Sin Nombre may be a filmmakers’ attempt to influence the immigration debate in the U.S., but that’s not apparent from the movie, which is a straightforward story about people in dire straits. That their situation is an element in a larger political debate is never mentioned. This lack of a direct appeal makes it a more effective plea for sympathy for illegal immigrants, and perhaps that was the filmmakers’ intent.

But again, the implications of the story are just that, assumptions that viewers may make (which is a whole lot of the reason people make and see movies in the first place). Moreover, the problems that the would-be immigrants face are almost entirely the doing of South and Central Americans governments, not Washington, DC. Compared to the other obstacles the characters face in getting to America, getting across the U.S. border is quite literally a trivial matter.
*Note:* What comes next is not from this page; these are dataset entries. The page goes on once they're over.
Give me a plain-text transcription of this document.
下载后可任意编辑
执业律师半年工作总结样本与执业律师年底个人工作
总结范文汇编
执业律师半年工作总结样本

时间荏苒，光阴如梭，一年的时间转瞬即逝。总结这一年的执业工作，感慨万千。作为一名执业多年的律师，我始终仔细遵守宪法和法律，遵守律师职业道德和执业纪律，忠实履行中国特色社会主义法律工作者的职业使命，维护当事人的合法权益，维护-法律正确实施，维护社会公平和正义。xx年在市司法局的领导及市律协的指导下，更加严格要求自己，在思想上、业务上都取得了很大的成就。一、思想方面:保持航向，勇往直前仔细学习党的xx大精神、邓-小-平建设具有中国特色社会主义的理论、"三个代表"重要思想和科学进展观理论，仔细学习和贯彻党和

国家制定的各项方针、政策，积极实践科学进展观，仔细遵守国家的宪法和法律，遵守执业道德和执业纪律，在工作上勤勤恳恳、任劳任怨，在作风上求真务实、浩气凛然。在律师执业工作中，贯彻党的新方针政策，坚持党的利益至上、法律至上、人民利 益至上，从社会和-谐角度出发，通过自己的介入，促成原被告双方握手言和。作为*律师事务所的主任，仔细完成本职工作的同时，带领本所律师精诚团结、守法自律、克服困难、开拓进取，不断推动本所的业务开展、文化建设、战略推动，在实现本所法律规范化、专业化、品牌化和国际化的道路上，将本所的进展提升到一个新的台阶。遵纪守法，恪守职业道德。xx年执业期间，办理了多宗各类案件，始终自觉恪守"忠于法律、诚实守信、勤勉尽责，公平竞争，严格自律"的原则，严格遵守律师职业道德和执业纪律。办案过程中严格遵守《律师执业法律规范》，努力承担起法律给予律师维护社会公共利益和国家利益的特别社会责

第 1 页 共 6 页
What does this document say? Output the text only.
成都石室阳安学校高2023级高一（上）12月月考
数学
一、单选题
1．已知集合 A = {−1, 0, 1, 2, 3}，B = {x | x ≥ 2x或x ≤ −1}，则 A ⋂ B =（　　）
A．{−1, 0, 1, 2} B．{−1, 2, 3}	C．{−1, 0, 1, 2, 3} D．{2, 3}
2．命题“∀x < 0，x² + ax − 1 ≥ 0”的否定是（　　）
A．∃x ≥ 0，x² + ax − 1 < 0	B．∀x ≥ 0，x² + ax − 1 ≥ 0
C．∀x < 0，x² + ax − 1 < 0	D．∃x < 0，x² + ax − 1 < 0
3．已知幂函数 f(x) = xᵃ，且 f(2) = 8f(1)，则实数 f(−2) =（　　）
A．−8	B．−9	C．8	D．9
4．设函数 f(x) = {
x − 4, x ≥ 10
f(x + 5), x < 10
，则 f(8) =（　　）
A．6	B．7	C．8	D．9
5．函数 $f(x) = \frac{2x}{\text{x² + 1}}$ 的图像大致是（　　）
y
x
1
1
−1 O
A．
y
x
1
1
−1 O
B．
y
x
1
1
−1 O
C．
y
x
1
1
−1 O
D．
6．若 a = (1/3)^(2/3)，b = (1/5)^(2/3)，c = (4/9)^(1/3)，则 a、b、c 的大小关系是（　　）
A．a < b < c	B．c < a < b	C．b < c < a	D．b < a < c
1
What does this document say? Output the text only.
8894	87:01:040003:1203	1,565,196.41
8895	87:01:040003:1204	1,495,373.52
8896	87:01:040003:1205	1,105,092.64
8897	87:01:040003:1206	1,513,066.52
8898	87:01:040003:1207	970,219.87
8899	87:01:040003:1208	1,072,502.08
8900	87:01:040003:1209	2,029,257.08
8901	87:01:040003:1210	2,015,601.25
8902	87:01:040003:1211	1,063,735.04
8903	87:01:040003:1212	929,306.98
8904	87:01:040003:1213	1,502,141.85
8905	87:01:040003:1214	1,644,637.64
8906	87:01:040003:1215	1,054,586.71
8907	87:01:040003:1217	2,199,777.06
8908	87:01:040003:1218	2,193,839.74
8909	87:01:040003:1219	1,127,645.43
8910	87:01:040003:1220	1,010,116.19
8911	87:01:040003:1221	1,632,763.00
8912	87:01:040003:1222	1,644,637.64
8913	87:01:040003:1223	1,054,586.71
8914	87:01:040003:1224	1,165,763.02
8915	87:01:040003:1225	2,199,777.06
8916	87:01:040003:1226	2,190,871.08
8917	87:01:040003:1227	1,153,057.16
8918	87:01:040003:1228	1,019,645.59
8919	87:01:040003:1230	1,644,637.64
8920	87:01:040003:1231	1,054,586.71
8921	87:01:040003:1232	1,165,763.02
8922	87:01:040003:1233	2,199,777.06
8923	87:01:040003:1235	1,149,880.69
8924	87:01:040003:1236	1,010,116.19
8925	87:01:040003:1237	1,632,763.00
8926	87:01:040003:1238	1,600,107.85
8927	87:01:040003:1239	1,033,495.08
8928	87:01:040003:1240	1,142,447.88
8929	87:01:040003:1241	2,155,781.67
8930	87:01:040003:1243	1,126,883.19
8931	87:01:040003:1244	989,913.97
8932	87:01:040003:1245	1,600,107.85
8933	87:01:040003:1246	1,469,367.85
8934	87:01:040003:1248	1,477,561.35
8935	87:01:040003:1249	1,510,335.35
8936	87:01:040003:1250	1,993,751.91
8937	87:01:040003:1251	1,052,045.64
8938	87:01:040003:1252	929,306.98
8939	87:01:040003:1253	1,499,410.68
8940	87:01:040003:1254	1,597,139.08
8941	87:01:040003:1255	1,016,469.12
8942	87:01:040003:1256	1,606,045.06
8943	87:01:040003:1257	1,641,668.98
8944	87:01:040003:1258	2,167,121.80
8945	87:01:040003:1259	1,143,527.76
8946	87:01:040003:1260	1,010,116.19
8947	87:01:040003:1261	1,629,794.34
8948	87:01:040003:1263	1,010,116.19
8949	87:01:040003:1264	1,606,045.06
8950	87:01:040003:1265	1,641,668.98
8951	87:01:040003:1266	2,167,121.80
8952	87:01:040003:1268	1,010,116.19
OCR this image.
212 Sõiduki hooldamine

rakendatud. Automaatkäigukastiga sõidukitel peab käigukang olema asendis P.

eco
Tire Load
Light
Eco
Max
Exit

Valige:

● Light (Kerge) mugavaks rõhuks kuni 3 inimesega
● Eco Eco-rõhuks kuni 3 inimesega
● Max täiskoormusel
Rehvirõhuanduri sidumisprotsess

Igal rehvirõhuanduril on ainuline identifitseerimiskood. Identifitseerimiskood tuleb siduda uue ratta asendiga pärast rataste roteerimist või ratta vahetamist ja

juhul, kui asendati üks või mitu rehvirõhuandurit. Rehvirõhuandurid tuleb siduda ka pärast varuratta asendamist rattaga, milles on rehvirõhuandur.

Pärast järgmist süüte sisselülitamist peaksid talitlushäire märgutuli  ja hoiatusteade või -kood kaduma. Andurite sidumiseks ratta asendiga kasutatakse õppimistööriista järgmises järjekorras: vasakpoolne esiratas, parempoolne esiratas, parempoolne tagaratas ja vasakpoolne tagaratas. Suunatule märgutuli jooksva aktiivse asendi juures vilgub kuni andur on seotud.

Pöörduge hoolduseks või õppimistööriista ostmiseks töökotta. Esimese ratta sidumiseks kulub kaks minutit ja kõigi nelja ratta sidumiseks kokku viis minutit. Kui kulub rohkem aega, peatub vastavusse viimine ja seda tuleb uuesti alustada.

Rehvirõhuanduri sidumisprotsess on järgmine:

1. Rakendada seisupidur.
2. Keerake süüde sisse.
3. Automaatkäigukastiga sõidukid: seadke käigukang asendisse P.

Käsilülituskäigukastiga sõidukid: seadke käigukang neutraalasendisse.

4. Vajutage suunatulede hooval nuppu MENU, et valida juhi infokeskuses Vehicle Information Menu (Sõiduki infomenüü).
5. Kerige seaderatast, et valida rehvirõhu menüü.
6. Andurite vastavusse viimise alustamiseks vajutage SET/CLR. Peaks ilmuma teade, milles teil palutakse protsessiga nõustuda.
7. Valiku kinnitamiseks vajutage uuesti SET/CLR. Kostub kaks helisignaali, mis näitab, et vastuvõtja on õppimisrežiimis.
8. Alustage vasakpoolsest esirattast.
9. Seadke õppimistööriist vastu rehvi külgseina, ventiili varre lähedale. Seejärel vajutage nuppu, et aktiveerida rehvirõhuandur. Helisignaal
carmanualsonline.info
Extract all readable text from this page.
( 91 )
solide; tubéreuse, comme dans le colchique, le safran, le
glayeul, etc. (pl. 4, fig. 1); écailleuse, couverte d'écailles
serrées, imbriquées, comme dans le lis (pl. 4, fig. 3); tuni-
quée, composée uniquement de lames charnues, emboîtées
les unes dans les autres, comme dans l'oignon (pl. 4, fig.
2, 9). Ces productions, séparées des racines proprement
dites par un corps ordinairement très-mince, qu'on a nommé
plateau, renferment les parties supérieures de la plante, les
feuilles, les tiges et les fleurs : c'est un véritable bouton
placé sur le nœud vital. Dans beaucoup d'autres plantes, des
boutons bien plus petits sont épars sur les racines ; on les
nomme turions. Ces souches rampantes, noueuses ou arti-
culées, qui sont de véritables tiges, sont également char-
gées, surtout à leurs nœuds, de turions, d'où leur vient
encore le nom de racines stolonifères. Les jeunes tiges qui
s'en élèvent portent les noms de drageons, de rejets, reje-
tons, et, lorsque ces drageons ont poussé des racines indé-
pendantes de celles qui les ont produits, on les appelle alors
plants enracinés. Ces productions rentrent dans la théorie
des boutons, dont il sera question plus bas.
There is quality filmmaking here, at times top-shelf, but even top-shelf is still off-the-shelf. Sin Nombre is as well-directed as anything else in the sub-genre of the real-world thriller, but that’s a mighty narrow niche, and the occasionally inspired visual or intense moment does not make up for the pedestrian feel of the rest of it–pedestrian in the sense that we’ve felt this kind of tension in a movie many times before, and we know reflexively where it’s going.